Contes de la campagne

Imaginons une conversation entre deux personnes. L’une propose à l’autre un pacte consistant à écouter tout ce qu’elle va lui raconter. Ces deux personnes s’appellent Driss Louiz et Jean-Pierre Koffel. Le second prête une écoute attentive aux récits du premier. Il savoure si bien ce que le premier lui raconte qu’il accepte volontiers de partager son plaisir avec d’autres personnes. Et c’est ainsi que commencent des séances enregistrées sur dictaphone entre Driss Louiz et J-P Koffel. Celui-ci va transcrire et arranger les faits narrés par celui-là. Le résultat est un livre, «Les mémoires d’un chômeur», dont la forme écrite respecte minutieusement l’oralité et le rythme de la voix de celui qui raconte. De quoi s’agit-il dans «Les mémoires d’un chômeur» ? De contes savoureux qui ont pratiquement tous pour cadre la commune rurale de Dar Gueddari, située dans le Gharb. Il est question des souvenirs d’un homme né dans cette commune et qui relate, d’une façon très drôle, des faits se rapportant à son vécu et à celui des habitants de son village. La voiture d’un père, une Fiat modèle 1975, qui finit dans un fossé, sa scolarité à Sidi Yahia, la fête du mariage à la campagne, les prostituées du coin, et d’autres choses encore.

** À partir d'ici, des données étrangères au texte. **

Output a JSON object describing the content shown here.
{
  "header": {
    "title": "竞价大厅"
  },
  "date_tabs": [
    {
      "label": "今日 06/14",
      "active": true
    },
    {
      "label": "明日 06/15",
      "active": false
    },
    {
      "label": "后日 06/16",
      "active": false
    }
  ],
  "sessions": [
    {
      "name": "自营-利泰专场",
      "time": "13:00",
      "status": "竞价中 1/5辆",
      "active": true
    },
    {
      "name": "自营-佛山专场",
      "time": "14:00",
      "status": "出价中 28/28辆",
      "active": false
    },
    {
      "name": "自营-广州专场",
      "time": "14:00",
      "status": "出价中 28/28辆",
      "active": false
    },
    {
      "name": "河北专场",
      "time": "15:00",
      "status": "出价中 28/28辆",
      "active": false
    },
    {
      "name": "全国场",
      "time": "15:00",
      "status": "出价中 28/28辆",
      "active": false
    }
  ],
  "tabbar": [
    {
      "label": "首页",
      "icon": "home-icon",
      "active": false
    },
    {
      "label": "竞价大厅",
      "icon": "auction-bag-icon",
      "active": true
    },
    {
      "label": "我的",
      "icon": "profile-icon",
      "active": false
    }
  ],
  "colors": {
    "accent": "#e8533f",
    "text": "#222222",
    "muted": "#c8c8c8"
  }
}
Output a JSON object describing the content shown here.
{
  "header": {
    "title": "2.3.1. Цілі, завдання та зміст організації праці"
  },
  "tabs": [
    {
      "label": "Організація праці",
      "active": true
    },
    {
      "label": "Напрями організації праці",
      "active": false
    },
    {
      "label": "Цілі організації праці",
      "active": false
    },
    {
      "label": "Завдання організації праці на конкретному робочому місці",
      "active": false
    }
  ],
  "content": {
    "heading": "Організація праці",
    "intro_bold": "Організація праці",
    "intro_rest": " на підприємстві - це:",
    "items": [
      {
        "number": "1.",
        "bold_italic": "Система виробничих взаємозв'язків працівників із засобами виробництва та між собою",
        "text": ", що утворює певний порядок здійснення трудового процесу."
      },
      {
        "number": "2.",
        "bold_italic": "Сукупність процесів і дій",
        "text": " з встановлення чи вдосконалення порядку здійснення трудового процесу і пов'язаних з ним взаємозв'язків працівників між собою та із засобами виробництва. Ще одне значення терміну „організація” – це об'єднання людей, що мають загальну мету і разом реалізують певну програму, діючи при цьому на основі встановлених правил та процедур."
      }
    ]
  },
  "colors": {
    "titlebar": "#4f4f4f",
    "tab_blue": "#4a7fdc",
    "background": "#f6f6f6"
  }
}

La composition du livre offre des contes distincts qui peuvent se lire séparément les uns des autres. La lecture linéaire n’est pas au demeurant préconisée pour ce livre. Il vaut mieux se laisser aller au gré de son flair et accepter l’invitation des titres les plus prometteurs. Il n’y a absolument rien de folklorique dans les choses rapportées par Driss Louiz, puisqu’il nous livre la réalité la plus stricte de ce qui constitue le quotidien des personnes vivant dans la campagne marocaine. Driss Louiz s’apparente au chroniqueur du quotidien à Dar Gueddari. Si la tonalité d’ensemble de ces récits est la drôlerie, il n’en demeure pas moins que le conteur ne cache rien de la réalité cinglante de la vie dans les campagnes et de certaines pratiques abusives, que ce soit de la part des instituteurs ou des gendarmes. Ainsi cet enseignant qui ordonne à chacun des élèves de donner un coup à un Ahmed, un cousin de Driss Louiz, dont le seul crime a été de n’avoir pas de quoi acheter un classeur. «Quand il a été relâché, il s’est précipité vers la porte, mais il n’avait plus de mains pour l’ouvrir, tant elles lui faisaient mal», commente Driss Louiz. À cet égard, ce livre est accablant au regard des punitions corporelles infligées aux élèves dans les communes rurales.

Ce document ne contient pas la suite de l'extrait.